La logique du profit : Un "Total" mépris pour la vie des travailleurs08/02/20022002Journal/medias/journalnumero/images/2002/02/une1750.jpg.445x577_q85_box-0%2C104%2C1383%2C1896_crop_detail.jpg

Editorial

La logique du profit : Un "Total" mépris pour la vie des travailleurs

Fin janvier, le groupe TotalFinaElf a annoncé pour 2001 un bénéfice record de 7,64 milliards d'euros (plus de 50 milliards de francs), en hausse de 11 % sur l'année précédente. Il y a peu de salariés qui ont vu leurs revenus augmenter dans cette proportion l'an passé. D'après son PDG, Thierry Desmarets, la rentabilité des capitaux a atteint 20 % en 2001, c'est-à-dire que c'est cela que rapporte leur placement en actions. Nettement mieux que la Caisse d'Epargne !

La même semaine, se déroulait devant le tribunal correctionnel d'Aix-en-Provence le procès de neuf cadres de Total, accusés d'homicides involontaires à la suite de l'explosion survenue en 1992 à la raffinerie de La Mède, dans les Bouches-du-Rhône, qui avait fait six morts et de nombreux blessés parmi le personnel. Comme on le voit, la justice, quand c'est un grand groupe capitaliste qui est en cause, sait prendre son temps, et aucun des dirigeants financiers de Total n'est évidemment inculpé !

Parmi les victimes, trois des techniciens tués travaillaient dans la salle de contrôle, mise en service en 1953, de l'unité qui a explosé. Cette salle n'a pas résisté. "Total savait qu'en cas d'explosion la salle de contrôle ne résisterait pas" a reconnu au procès l'un des cadres inculpés. L'un des rôles de cette salle était pourtant de servir de centre de décision en cas d'accident.

A l'origine de l'explosion de La Mède, il y a eu, d'après les experts, une fuite de gaz due à la corrosion d'une canalisation. Il n'est d'ailleurs pas étonnant que celle-ci ait fui : elle n'avait pas été vérifiée depuis douze ans.

Pour les automobiles, la loi exige un contrôle technique au bout de quatre ans, puis tous les deux ans. Mais pour une raffinerie de pétrole, grosse de risques d'incendies et d'explosions, pour ceux qui y travaillent comme pour ceux qui habitent à proximité, les exigences ne sont apparemment pas les mêmes.

La Mède n'a d'ailleurs pas servi de leçon à Total, puisque après la catastrophe survenue en septembre dernier à Toulouse, malgré les tentatives de certains d'invoquer un attentat terroriste, et même de présenter l'un des ouvriers tués dans l'explosion comme l'auteur d'un tel acte, il est maintenant avéré que là aussi c'est le non-respect des règles de sécurité qui est en cause.

Mais financièrement, Total s'en est bien sorti. Il y a eu certes 29 morts à Toulouse, dont la majorité travaillait à l'usine AZF, mais pour Total la facture ne s'élèvera qu'à 1,8 milliard d'euros, dont près de la moitié sera payé par son assurance. Restent 950 millions, une bagatelle en regard des 7,64 milliards de bénéfices annoncés.

Mais ces super-bénéfices, ils viennent justement du mépris dans lequel les dirigeants du groupe tiennent la vie de leurs salariés, celle des gens qui vivent à proximité de leurs usines, et de l'environnement. C'est pour pouvoir faire monter le cours de ses actions, faire le plus de profits possible, que Total investit le moins possible dans la sécurité, et affrète des tankers-poubelles comme l'Erika pour transporter le pétrole brut qu'il raffine.

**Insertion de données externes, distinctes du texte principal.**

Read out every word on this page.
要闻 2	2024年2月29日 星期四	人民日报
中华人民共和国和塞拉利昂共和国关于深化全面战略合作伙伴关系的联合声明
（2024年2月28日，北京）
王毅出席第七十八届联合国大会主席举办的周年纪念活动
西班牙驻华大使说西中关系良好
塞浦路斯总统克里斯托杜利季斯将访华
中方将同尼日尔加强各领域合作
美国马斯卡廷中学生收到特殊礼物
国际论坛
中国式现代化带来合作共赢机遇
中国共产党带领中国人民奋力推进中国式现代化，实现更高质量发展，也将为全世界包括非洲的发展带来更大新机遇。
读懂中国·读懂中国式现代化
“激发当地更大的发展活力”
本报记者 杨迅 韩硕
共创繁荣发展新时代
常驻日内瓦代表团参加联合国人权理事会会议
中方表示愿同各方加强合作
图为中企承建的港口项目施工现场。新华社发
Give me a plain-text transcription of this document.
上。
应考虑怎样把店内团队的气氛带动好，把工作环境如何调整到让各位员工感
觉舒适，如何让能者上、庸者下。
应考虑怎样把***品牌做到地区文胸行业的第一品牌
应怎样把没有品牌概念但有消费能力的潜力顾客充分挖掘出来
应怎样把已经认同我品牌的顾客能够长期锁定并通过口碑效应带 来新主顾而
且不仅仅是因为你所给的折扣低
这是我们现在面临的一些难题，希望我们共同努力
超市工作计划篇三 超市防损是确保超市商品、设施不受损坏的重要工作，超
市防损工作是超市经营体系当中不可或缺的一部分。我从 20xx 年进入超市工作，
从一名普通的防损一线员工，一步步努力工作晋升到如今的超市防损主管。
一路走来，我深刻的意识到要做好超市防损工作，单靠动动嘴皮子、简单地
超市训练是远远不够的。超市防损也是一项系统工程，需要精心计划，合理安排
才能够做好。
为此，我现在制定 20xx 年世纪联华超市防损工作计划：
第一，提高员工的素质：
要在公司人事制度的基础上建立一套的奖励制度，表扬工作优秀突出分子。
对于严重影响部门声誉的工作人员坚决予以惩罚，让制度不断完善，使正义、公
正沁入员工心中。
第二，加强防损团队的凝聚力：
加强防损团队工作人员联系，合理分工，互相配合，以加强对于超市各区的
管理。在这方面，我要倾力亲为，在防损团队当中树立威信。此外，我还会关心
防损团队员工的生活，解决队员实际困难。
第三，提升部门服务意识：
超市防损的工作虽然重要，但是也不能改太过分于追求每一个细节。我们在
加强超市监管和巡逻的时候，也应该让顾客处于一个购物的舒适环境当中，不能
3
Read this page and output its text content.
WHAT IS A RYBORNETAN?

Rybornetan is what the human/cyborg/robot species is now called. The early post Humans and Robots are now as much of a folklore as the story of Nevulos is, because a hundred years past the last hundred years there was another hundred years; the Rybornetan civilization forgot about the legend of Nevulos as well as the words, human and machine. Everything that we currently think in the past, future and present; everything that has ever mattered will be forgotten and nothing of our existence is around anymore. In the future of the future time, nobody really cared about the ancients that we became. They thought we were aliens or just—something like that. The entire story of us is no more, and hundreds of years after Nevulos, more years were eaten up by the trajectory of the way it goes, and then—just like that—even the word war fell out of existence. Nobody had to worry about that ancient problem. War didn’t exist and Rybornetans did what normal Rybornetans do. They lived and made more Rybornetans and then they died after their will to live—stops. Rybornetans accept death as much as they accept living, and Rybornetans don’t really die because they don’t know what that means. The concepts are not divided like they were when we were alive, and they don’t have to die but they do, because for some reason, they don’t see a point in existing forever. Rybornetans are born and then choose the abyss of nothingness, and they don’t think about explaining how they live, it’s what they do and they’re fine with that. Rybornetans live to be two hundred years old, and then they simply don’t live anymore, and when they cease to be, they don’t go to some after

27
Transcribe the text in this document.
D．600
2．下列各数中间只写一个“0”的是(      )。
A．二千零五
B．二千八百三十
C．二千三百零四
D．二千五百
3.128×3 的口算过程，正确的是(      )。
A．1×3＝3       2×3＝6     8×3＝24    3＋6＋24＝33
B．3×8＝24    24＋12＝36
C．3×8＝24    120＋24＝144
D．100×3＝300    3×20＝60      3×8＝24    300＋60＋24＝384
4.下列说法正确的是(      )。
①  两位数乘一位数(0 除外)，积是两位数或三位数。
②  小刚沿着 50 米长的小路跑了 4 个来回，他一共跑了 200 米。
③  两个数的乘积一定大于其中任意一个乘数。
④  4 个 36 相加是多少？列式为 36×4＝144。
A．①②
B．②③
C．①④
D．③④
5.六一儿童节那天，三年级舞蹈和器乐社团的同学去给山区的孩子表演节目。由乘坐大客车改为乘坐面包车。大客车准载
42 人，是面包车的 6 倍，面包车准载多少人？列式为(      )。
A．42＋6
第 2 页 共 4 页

C'est cela la logique du capitalisme. Pas seulement de la "mondialisation", mais du capitalisme tout court, puisque dans tous les cours de la Bourse, les actions TotalFinaElf font partie des valeurs françaises.

Tous les jours des hommes meurent au travail, sont mutilés, parce que la soif du profit amène leurs patrons à ne pas prendre les mesures que la recherche de la sécurité exigerait. C'est une forme d'insécurité aussi grave que celle qui depuis des mois alimente la campagne de la droite comme celle de la gauche gouvernementale. Mais l'insécurité dans les entreprises, ni les uns ni les autres n'en parlent, parce qu'ils sont au service des assassins qui en sont responsables.